Fazit: Jungsauenauswahl als Grundlage für Tierwohl und Erfolg
Die Branche steht an einem Wendepunkt. Mit steigenden Anforderungen an das Tierwohl und komplexeren Produktionssystemen steigen auch die Folgen einer mangelhaften Junsauenselektion. Doch mit Hilfe von Wissenschaft, Schulungen und digitalen Innovationen sind Ferkelerzeuger heute besser gerüstet denn je, die passenden Jungsauen – zum richtigen Zeitpunkt und für das richtige System – zu selektieren.
PIC versteht sich nicht nur als Anbieter hochwertiger Genetik, sondern auch als Partner bei der Entwicklung robuster, tierwohlgerechter und leistungsstarker Herden.
Never Stop Improving® beginnt mit der ersten Jungsau.
Quellenverzeichnis
- Calderón Díaz, J.A. et al. (2025). Welfare implications of poor gilt selection standards in commercial pig production systems. Animal Frontiers, 15(2):43–52.

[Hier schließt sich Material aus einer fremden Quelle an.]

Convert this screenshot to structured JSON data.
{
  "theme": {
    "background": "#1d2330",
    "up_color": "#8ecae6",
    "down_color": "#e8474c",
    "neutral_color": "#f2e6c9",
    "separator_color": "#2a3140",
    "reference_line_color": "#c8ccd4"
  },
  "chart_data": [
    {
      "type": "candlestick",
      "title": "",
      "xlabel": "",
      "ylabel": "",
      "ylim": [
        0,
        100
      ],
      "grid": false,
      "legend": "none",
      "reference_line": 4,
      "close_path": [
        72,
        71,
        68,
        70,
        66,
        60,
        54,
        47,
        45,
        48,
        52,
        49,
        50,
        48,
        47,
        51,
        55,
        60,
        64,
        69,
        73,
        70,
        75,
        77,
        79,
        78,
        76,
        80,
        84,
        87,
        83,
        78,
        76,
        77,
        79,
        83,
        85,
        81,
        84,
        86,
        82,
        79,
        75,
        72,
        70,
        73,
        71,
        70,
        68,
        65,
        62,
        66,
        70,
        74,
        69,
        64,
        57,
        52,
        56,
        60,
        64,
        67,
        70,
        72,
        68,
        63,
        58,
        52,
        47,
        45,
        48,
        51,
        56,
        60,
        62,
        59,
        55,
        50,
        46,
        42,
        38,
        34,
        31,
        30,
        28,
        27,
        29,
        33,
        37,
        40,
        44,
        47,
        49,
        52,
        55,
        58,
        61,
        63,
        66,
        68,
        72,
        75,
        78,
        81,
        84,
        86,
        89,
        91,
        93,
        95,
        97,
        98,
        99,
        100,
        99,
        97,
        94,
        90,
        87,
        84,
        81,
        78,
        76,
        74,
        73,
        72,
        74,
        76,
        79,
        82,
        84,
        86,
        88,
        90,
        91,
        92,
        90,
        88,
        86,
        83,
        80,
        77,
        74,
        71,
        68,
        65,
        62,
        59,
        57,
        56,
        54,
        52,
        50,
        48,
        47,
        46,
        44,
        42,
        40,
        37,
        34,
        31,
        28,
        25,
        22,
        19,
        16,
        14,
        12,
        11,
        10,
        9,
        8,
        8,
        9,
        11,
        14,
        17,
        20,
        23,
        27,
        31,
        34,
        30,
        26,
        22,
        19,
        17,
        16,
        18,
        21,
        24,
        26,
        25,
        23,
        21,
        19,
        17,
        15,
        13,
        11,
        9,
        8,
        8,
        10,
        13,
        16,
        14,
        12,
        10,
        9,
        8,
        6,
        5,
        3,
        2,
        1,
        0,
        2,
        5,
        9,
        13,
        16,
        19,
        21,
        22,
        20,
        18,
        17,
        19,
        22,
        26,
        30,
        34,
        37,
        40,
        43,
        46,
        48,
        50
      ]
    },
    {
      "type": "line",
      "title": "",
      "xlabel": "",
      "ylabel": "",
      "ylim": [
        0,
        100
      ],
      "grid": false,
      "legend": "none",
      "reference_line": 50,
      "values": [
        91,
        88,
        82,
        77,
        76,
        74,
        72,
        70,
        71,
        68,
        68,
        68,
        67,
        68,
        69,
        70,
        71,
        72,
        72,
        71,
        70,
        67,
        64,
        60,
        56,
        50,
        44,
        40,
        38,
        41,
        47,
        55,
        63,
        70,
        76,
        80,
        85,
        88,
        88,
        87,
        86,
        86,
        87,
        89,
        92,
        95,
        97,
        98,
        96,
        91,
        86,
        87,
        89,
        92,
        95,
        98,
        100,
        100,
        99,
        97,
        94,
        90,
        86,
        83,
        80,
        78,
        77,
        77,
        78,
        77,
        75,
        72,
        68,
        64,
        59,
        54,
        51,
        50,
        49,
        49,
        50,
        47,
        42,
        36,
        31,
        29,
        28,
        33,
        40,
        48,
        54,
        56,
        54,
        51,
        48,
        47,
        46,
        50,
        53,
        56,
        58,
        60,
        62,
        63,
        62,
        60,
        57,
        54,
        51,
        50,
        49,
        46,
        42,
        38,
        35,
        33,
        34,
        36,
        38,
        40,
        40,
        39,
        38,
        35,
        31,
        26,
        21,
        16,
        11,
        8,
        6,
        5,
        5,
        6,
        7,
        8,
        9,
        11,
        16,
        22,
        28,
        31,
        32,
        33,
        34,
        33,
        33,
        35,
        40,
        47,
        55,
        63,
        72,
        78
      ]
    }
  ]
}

- Patterson, J. & Foxcroft, G. (2019). Gilt management for improved sow lifetime productivity. Animals, 9(7):434.
- Foxcroft, G. (2005). Getting to 30 pigs/sow/year. London Swine Conference Proceedings.
- Smits, R.J. (2011). Impact of the sow on progeny productivity and herd feed efficiency. Recent Advances in Animal Nutrition – Australia.
- Knol, E.F., et al. (2016). Genomic selection in commercial pig breeding. Animal Frontiers, 6(1):15–22.
- PIC (2024). Internal Technical Briefs and Genetic Services Tools.